Sarehole Mill was an inspiration for locations and events in J.R.R. Tolkien’s The Lord of the Rings. The mill and the area around it inspired The Shire as well as Sandyman’s Old Mill. Tolkien has written in a letter:
“As for knowing Sarehole Mill, it dominated my childhood. I lived in a small cottage almost immediately beside it, and the old miller of my day and his son were characters of wonder and terror to a small child.”
In the 1960’s Tolkien made a donation to fund its restoration after years of disuse and wear. In 1969, it opened again to the public. Tolkien also has said in regards to The Shire and Sarehole Mill:
“[The Shire] is in fact more or less a Warwickshire village of about the period of the Diamond Jubilee – that is as far away as the Third Age from that depressing and perfectly characterless straggle of houses north of old Oxford, which has not even a postal existence.”

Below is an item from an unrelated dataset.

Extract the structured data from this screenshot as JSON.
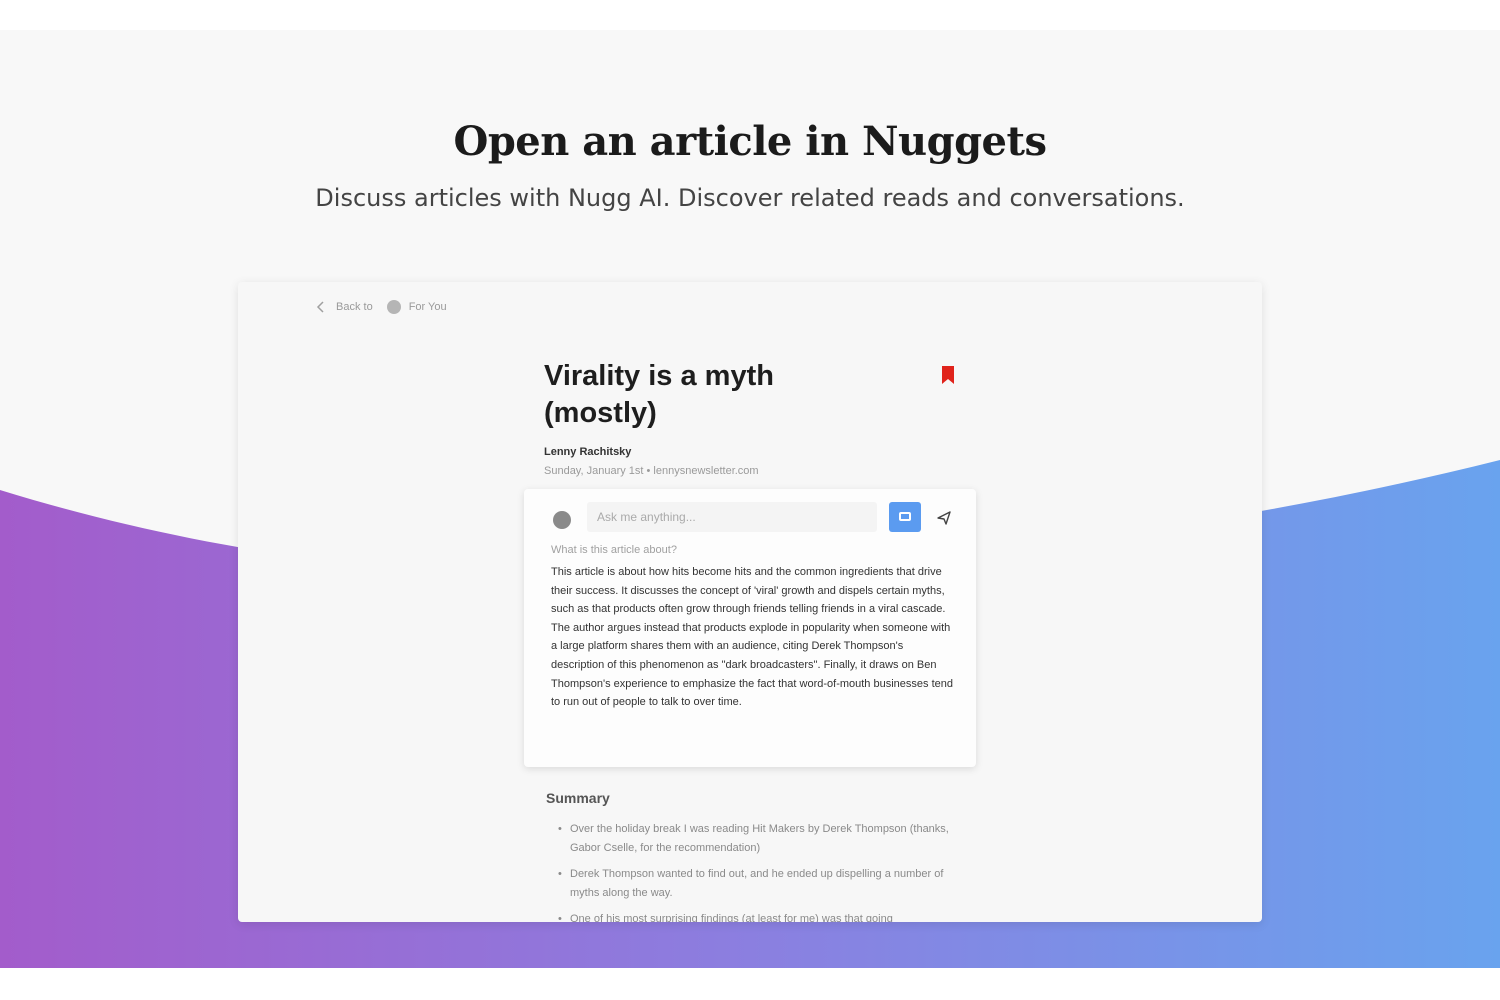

The Mill recently got funding by The H.B. Allen Charitable Trust to restore it to full working order. It was originally constructed in the 18th century, so this was no small feat. However, in 2018 flooding damaged the watermill. It now makes an appeal to the public via crowdfunding to make the wheel work again. At the mill, they are able to use the wheel to produce stoneground flour and bake bread on site. This would be available to the locals of the area and visitors.

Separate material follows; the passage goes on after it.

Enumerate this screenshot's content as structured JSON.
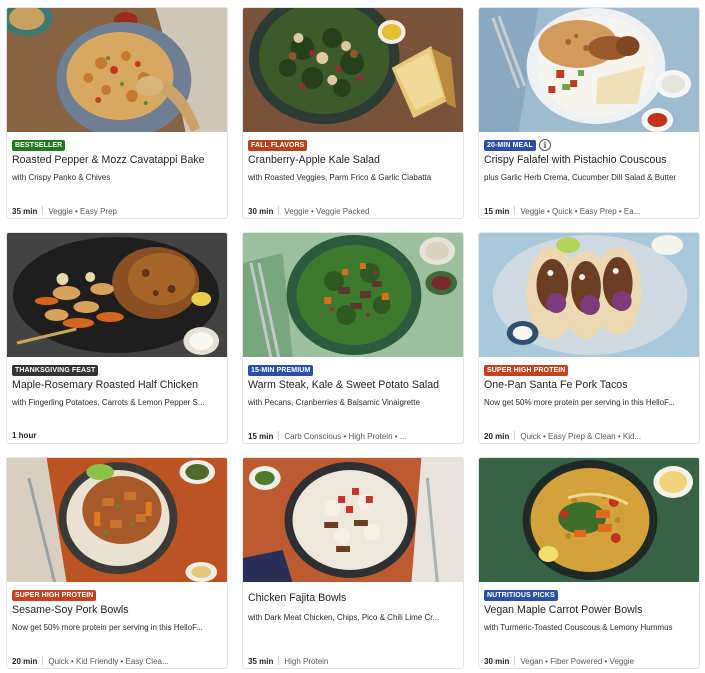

The fan’s love for The Shire and all of the works of Tolkien has made this a site of significance. If Tolkien had not grown up by that mill, perhaps we wouldn’t have The Shire like we do today or even Hobbits. While preserving this site is great for its cultural impact, in New Zealand, there is also a fully built replica of The Shire from Peter Jackson’s movies that are open to the public.